Exercise hypertension in hypertensive patients is associated with enhanced ventricular contractility and excessive rate-pressure product response to stress, indicating a need for more careful clinical evaluation.
Does the evaluation of stress-induced hypertensive response provide important prognostic and diagnostic information in clinical practice?
Exercise-induced hypertension may indicate enhanced ventricular contractility and excessive rate-pressure product, serving as a potential warning signal for future resting hypertension and left ventricular hypertrophy.
Various diagnostic methods have been used to evaluate hypertensive patients under physical and pharmacological stress. Several studies have shown that exercise hypertension has an independent, adverse impact on outcome; however, other prognostic studies have shown that exercise hypertension is a favorable prognostic indicator and associated with good outcome. Exercise hypertension may be encountered as a warning signal of hypertension at rest and future hypertensive left ventricular hypertrophy. The results of diagnostic stress tests support that hypertensive response to exercise is frequently associated with high rate-pressure product in hypertensives. In addition to the observations on high rate-pressure product and enhanced ventricular contractility in patients with hypertension, evaluation of myocardial contractility by Doppler tissue imaging has shown hyperdynamic myocardial function under pharmacological stress.

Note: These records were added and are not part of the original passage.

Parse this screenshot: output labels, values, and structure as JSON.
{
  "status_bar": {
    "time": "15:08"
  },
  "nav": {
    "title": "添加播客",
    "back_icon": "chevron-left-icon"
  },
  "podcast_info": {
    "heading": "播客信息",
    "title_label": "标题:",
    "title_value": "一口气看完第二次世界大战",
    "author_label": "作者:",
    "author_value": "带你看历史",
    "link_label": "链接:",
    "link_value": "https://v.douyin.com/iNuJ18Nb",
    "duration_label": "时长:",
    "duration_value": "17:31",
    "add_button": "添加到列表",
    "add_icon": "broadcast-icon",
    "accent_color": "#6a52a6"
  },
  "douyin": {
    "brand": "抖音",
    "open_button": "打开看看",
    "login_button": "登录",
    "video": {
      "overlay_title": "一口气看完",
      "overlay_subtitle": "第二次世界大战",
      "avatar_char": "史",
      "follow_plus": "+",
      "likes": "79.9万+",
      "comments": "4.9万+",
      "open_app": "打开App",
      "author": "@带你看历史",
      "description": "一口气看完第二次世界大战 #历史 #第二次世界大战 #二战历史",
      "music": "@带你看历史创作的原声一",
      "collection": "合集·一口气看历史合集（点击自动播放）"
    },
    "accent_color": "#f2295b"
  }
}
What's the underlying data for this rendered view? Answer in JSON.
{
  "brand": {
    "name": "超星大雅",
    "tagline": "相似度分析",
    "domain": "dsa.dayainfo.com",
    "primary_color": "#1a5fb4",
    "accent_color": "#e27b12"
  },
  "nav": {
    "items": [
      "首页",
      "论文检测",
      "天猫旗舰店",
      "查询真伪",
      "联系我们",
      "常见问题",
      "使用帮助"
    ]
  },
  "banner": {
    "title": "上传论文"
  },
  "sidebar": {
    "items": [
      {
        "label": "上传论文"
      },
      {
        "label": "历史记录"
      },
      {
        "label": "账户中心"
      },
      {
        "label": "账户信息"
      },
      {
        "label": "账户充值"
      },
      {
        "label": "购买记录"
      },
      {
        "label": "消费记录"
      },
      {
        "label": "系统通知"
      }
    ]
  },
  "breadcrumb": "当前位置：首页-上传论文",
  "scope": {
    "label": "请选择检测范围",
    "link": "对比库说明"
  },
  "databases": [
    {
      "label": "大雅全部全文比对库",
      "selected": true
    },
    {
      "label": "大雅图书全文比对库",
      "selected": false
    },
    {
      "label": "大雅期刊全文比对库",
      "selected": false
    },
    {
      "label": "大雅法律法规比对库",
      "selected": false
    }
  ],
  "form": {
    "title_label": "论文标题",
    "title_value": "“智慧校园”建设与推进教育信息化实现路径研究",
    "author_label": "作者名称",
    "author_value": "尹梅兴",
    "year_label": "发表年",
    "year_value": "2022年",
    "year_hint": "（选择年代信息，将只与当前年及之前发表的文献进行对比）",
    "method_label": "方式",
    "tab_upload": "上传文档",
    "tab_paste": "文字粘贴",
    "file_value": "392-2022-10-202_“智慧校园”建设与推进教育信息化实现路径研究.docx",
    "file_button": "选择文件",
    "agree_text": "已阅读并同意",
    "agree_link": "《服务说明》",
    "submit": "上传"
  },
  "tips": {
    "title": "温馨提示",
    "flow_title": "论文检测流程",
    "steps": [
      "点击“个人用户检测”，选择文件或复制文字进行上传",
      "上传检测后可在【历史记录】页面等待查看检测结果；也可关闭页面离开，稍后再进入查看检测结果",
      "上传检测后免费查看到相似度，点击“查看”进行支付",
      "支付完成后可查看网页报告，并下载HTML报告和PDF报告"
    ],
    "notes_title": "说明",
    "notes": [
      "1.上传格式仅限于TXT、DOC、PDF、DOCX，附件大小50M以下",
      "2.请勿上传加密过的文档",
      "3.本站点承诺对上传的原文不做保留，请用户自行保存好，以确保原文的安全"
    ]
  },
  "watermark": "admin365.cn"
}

These recent quantitative data in hypertensives suggest that hyperdynamic myocardial function and high rate-pressure product response to stress may be related to exaggerated hypertension, which may have more importance than that it has been already given in clinical practice.
Küçukler et al. (Mon,) conducted a review in Exercise hypertension. Exercise hypertension in hypertensive patients is associated with enhanced ventricular contractility and excessive rate-pressure product response to stress, indicating a need for more careful clinical evaluation.